2021/05/20 カルチャー

学校の勉強だけじゃない! 中国の子どもたちを“囲む”習いごと事情

※写真はイメージです 写真:PIXTA

とにかく成績重視、テストの点数重視の中国。子どもたちが勉強する場は学校だけではありません。学校のあとには「習い事」という別のお勉強も待っているのです。

今回は、中国の習い事事情をみていきたいと思います。

【関連記事】中国の保護者たち「日本の幼稚園」に熱視線のなぜ?その納得の背景

スタートダッシュのためにの乳幼児教育

実は中国の「習い事」。学齢以前から始まっています。もっとも特徴的なものは「早期教育中心」、略して「早教中心」と呼ばれるもの。簡単にいえば乳幼児向けの塾です。

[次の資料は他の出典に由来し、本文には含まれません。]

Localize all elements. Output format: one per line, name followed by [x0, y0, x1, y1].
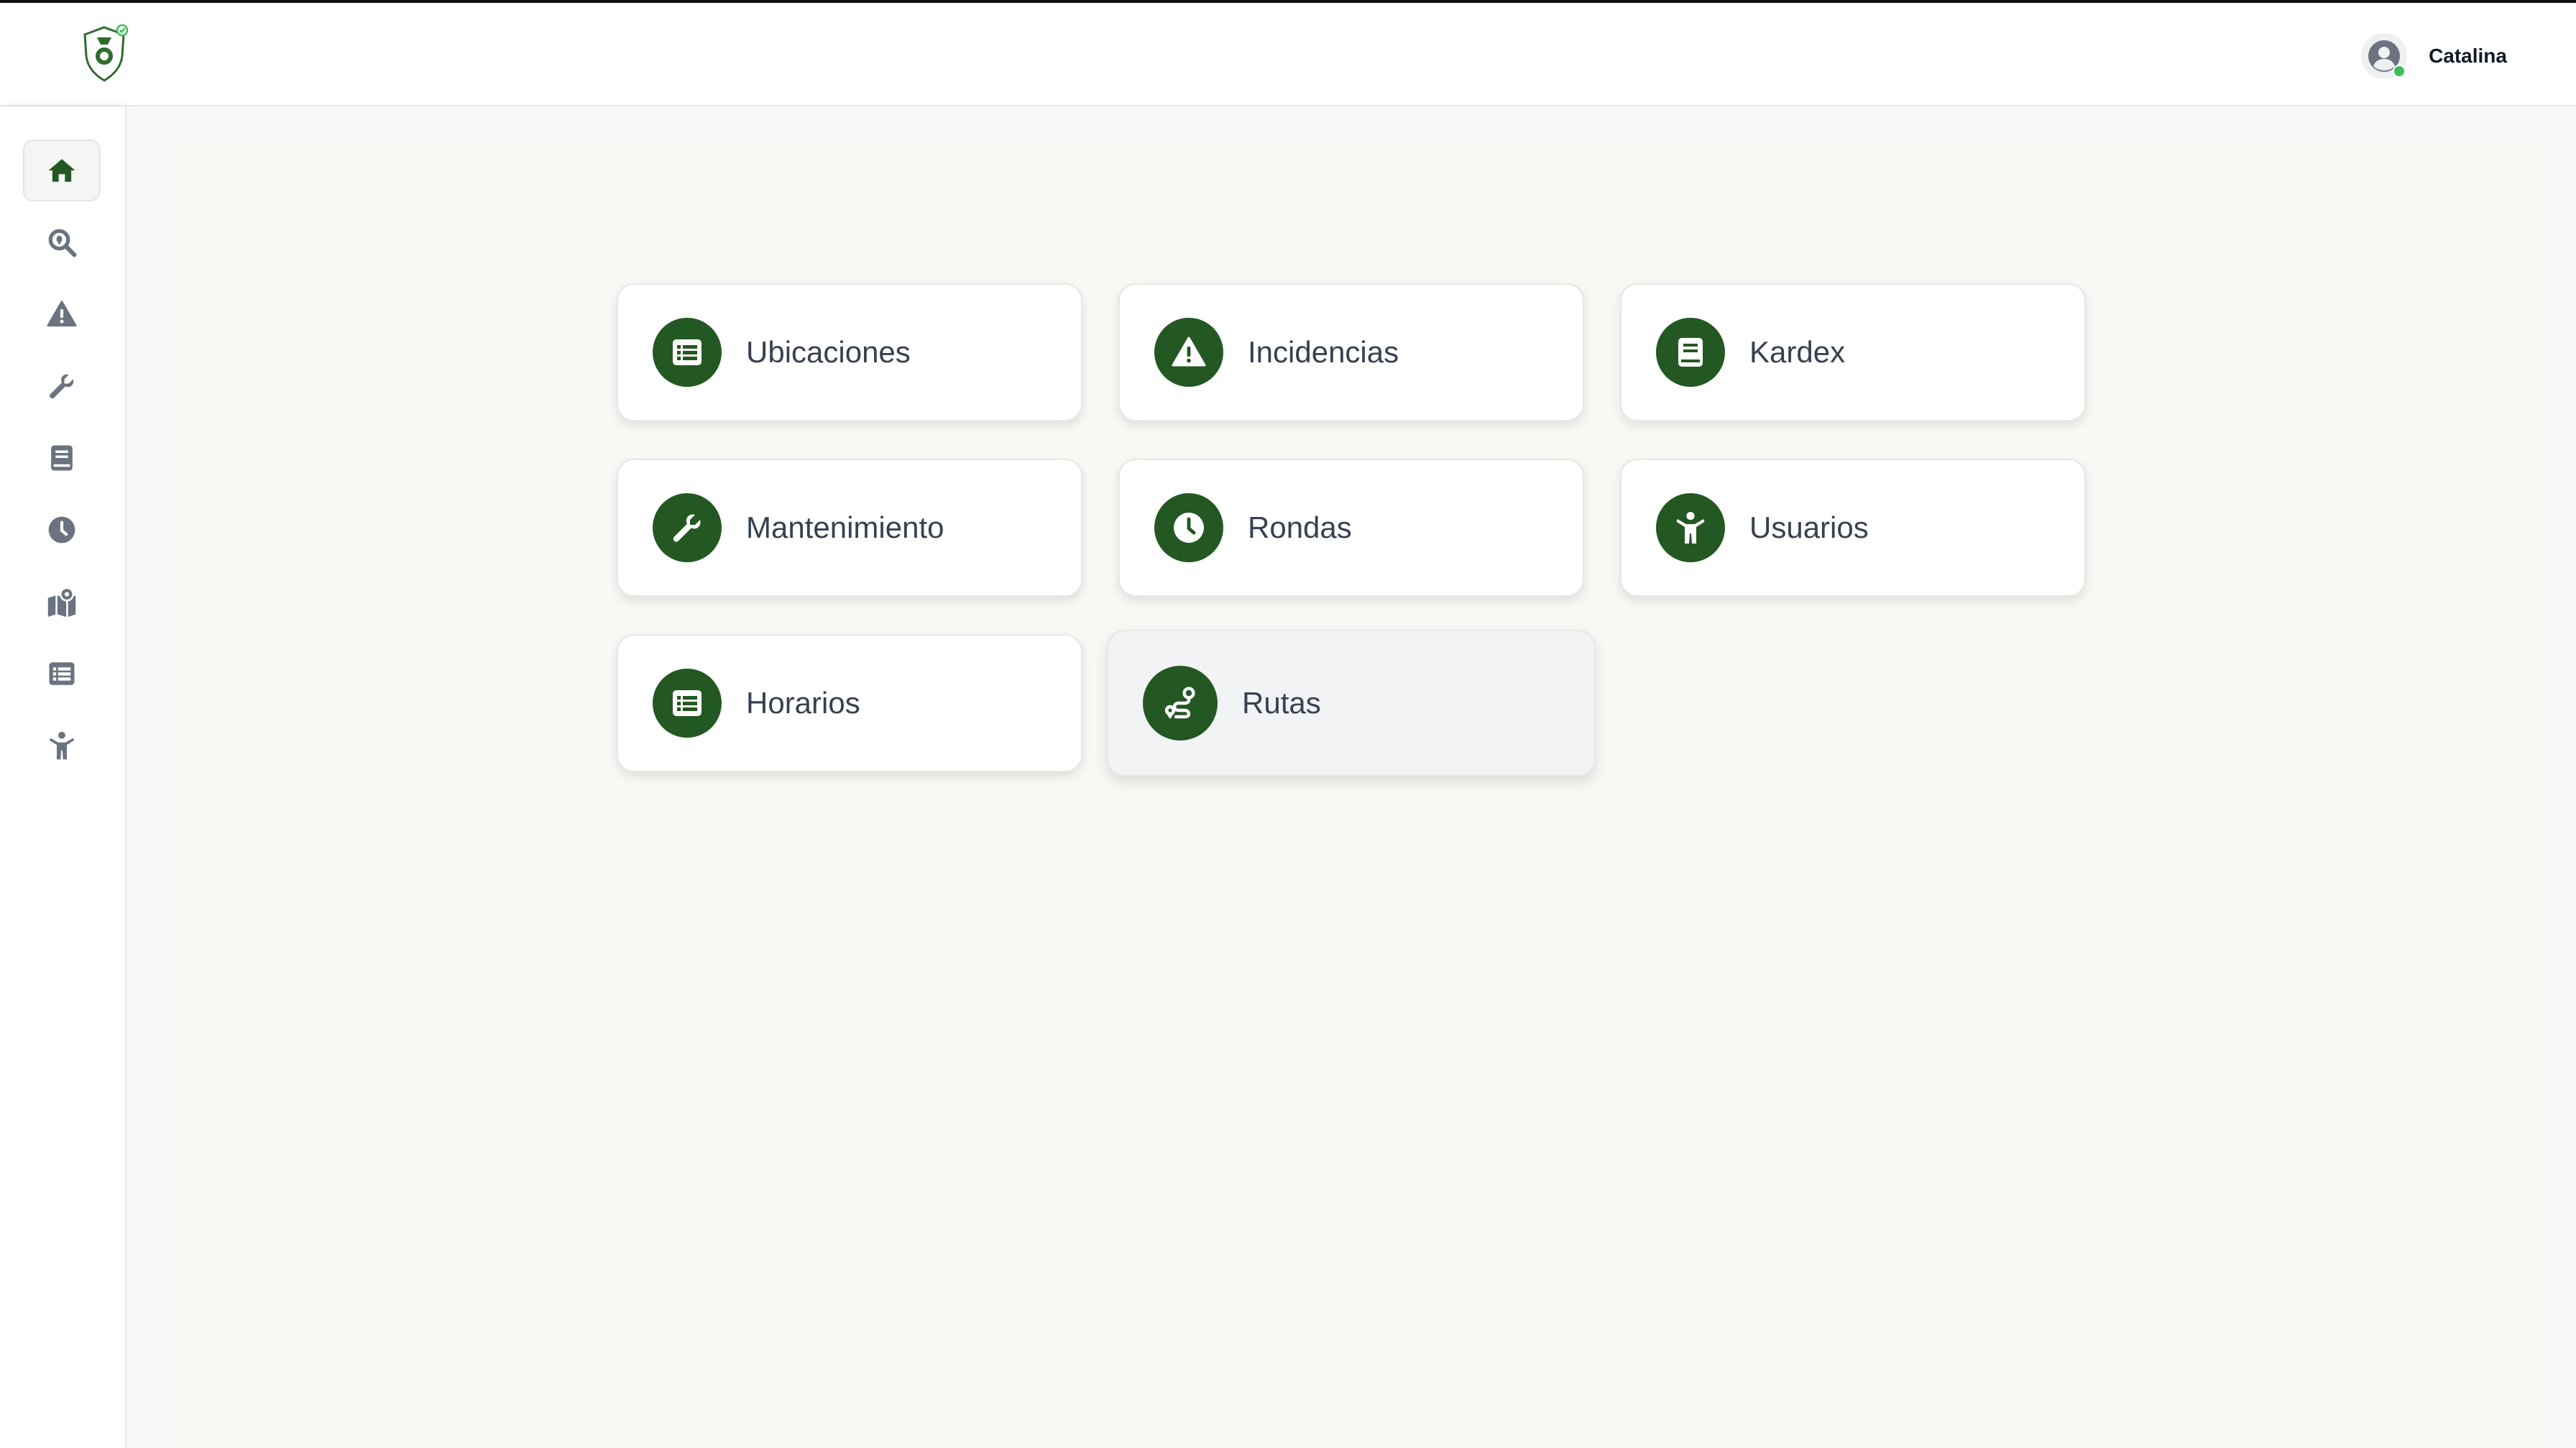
card-rondas[interactable]: Rondas — [1118, 459, 1584, 597]
card-ubicaciones[interactable]: Ubicaciones — [617, 283, 1082, 421]
card-icon-badge — [653, 318, 722, 387]
card-label: Usuarios — [1749, 510, 1869, 544]
card-icon-badge — [1656, 318, 1725, 387]
main-area: Ubicaciones Incidencias Kardex Mantenimi… — [126, 106, 2576, 1448]
card-label: Kardex — [1749, 335, 1846, 369]
search-location-icon — [48, 229, 77, 257]
wrench-icon — [673, 514, 701, 542]
book-icon — [1678, 338, 1703, 367]
card-usuarios[interactable]: Usuarios — [1620, 459, 2086, 597]
sidebar — [0, 106, 126, 1448]
sidebar-item-kardex[interactable] — [23, 427, 101, 489]
person-icon — [1676, 512, 1705, 544]
card-label: Horarios — [746, 686, 860, 720]
sidebar-item-home[interactable] — [23, 139, 101, 201]
card-kardex[interactable]: Kardex — [1620, 283, 2086, 421]
sidebar-item-search[interactable] — [23, 211, 101, 273]
route-icon — [1164, 687, 1195, 719]
sidebar-item-map[interactable] — [23, 571, 101, 633]
app-logo[interactable] — [78, 23, 131, 83]
sidebar-item-maintenance[interactable] — [23, 355, 101, 417]
online-status-dot — [2393, 65, 2406, 78]
avatar[interactable] — [2361, 33, 2408, 79]
home-icon — [48, 159, 75, 182]
clock-icon — [1174, 513, 1204, 543]
card-label: Rutas — [1242, 686, 1321, 720]
wrench-icon — [50, 374, 74, 399]
card-icon-badge — [1656, 493, 1725, 562]
clock-icon — [48, 516, 75, 544]
person-icon — [49, 731, 75, 760]
card-icon-badge — [653, 493, 722, 562]
card-mantenimiento[interactable]: Mantenimiento — [617, 459, 1082, 597]
card-icon-badge — [1143, 666, 1218, 741]
sidebar-item-incidents[interactable] — [23, 283, 101, 345]
map-location-icon — [47, 587, 76, 617]
list-icon — [49, 662, 75, 685]
dashboard-content: Ubicaciones Incidencias Kardex Mantenimi… — [162, 144, 2546, 1448]
card-icon-badge — [653, 669, 722, 738]
card-label: Rondas — [1248, 510, 1352, 544]
warning-icon — [1172, 336, 1206, 367]
card-horarios[interactable]: Horarios — [617, 634, 1082, 772]
sidebar-item-list[interactable] — [23, 643, 101, 705]
sidebar-item-rounds[interactable] — [23, 499, 101, 561]
sidebar-item-users[interactable] — [23, 715, 101, 776]
card-rutas[interactable]: Rutas — [1107, 630, 1596, 776]
warning-icon — [47, 301, 77, 327]
list-icon — [673, 690, 702, 716]
user-menu[interactable]: Catalina — [2361, 32, 2507, 81]
top-header: Catalina — [0, 3, 2576, 106]
list-icon — [673, 339, 702, 365]
card-label: Mantenimiento — [746, 510, 944, 544]
card-icon-badge — [1154, 493, 1223, 562]
card-label: Ubicaciones — [746, 335, 911, 369]
card-icon-badge — [1154, 318, 1223, 387]
book-icon — [51, 445, 73, 471]
card-incidencias[interactable]: Incidencias — [1118, 283, 1584, 421]
shield-logo-icon — [83, 24, 129, 82]
user-name: Catalina — [2429, 45, 2507, 67]
card-label: Incidencias — [1248, 335, 1399, 369]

早期教育中心にはいろいろなタイプがあります。例えば、子どもの運動能力の成長を助ける授業や音楽などで五感の発達を促進するもの、英語や算数などの将来的な小学校教育に備えたものなど、学校ごとに多様なカリキュラムが備わっています。

もともと中国では「不能輸在起跑線(スタートラインで負けてはいけない)」というスローガンのような言葉があり、子どもにとってのスタートラインである乳幼児期に、秀でた学習能力などを身に付けさせようとするのです。

ちなみに大都市部ではこうした早期教育中心は、住宅エリアに近い大きなショッピングモールの中にあり、そこでは子どもの授業の終わりを待つ親や祖父母の姿が多くみられます。

中国では年々出生率は減少し、子どもが少なくなっているといわれますが、早期教育市場は右肩上がりが続いています。中国の調査会社・iiMedia Researchは、2015年には約1,173億元(約1兆9,886億円)だった早期教育市場の規模は、2021年には約3,276億元(約5兆5,540億円)に達すると予想しています。

いずれにせよ、中国ではまさに生まれて間もないころから習い事が始まっているのです。